Gajami, also known as Flounder, is a versatile and delicious fish that can be found in many different markets. This delicate flatfish has a mild flavor with a hint of sweetness, making it a popular choice for a wide variety of dishes. Whether fried, grilled, steamed, braised or used in soups, Gajami is a flavorful ingredient that can elevate any meal.
Shopping:
Gajami (Flounder) can be found in most Korean and many Asian markets, most fish markets, as well as most larger grocery stores.
Uses in Korean Cooking:
Gajami Twigim (가자미 튀김) – Fried Fish
Gajami Jorim (가자미 조림) - Braised fish
Gajami Kimchi Jjigae (가자미 김치찌개) – Kimchi stew with fish
Gajami gui (가자미 구이) – Grilled fish
Gajami Mu Chim (가자미 무침) – Spicy seasoned dried fish
Bokkeum Bap (볶음밥)- Stir-fried rice with fish and vegetables
Substitutes for Flounder
1. Sole: Sole is another type of flatfish that is similar in texture and flavor to flounder.
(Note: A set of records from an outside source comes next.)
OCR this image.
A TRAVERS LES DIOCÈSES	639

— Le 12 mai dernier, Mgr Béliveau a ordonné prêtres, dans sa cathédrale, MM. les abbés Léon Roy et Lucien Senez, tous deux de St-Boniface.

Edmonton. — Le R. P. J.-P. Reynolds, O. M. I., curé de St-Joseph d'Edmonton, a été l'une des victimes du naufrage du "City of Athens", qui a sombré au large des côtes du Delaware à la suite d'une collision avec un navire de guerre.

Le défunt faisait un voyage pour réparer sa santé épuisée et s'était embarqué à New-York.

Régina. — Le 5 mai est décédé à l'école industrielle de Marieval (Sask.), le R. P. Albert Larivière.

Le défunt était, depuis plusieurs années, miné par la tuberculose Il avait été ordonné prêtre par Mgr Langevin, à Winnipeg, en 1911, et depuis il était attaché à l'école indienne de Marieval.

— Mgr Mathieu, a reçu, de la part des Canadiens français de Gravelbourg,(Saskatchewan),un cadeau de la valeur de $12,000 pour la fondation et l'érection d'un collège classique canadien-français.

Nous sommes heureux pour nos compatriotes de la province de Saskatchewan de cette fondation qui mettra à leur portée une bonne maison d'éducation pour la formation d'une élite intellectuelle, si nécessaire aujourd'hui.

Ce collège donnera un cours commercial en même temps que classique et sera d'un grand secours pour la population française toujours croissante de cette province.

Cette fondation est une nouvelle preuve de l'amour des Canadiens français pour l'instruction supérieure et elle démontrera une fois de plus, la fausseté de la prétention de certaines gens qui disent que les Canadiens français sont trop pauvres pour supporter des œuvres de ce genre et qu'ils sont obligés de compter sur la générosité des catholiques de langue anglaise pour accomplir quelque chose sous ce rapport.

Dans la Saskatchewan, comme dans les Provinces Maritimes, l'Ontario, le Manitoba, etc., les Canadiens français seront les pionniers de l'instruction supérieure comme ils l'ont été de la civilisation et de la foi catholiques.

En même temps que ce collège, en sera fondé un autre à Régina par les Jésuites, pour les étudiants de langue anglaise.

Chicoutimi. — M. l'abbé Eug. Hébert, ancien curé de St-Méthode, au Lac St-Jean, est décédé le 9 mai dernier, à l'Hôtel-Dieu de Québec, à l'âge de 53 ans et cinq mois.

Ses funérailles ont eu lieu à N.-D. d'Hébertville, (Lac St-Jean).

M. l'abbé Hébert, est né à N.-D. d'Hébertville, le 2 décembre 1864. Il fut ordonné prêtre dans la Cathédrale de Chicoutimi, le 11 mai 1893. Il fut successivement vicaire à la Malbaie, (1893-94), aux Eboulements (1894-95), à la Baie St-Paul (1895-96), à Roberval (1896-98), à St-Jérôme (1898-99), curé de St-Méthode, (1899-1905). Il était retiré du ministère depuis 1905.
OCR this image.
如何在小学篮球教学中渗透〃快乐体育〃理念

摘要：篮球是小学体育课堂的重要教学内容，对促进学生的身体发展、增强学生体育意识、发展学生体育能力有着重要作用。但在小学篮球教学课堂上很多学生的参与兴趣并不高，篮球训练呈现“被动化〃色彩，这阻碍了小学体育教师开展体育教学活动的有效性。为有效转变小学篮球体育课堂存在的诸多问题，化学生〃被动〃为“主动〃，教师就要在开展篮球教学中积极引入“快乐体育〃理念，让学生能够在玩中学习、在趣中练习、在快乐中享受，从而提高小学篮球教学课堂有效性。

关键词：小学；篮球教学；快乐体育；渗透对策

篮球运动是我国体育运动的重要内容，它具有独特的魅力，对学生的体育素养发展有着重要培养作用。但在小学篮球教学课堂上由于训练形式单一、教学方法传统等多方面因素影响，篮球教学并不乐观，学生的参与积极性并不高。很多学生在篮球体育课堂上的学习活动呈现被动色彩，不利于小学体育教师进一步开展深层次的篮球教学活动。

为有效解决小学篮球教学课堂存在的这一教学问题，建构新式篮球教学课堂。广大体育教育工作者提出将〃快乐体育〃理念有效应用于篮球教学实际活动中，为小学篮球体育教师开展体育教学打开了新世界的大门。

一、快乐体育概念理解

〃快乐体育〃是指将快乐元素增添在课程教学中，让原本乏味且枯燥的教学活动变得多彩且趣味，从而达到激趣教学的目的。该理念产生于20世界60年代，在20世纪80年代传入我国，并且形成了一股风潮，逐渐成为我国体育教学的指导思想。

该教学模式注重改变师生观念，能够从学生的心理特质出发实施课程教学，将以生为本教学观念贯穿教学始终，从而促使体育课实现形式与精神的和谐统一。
It can be cooked using the same methods as flounder, making it a great substitute.
2. Tilapia: Tilapia is a mild and versatile white fish that can easily replace flounder in dishes such as crumbed fillets or fish tacos.
3. Cod: Cod is a firm and flaky white fish that can be substituted for flounder in many recipes. It has a slightly stronger flavor, so it may require some adjustments to seasonings.
4. Halibut: Halibut is another firm and meaty white fish that can stand in for flounder in dishes like pan-fried fillets or baked with herbs and lemon.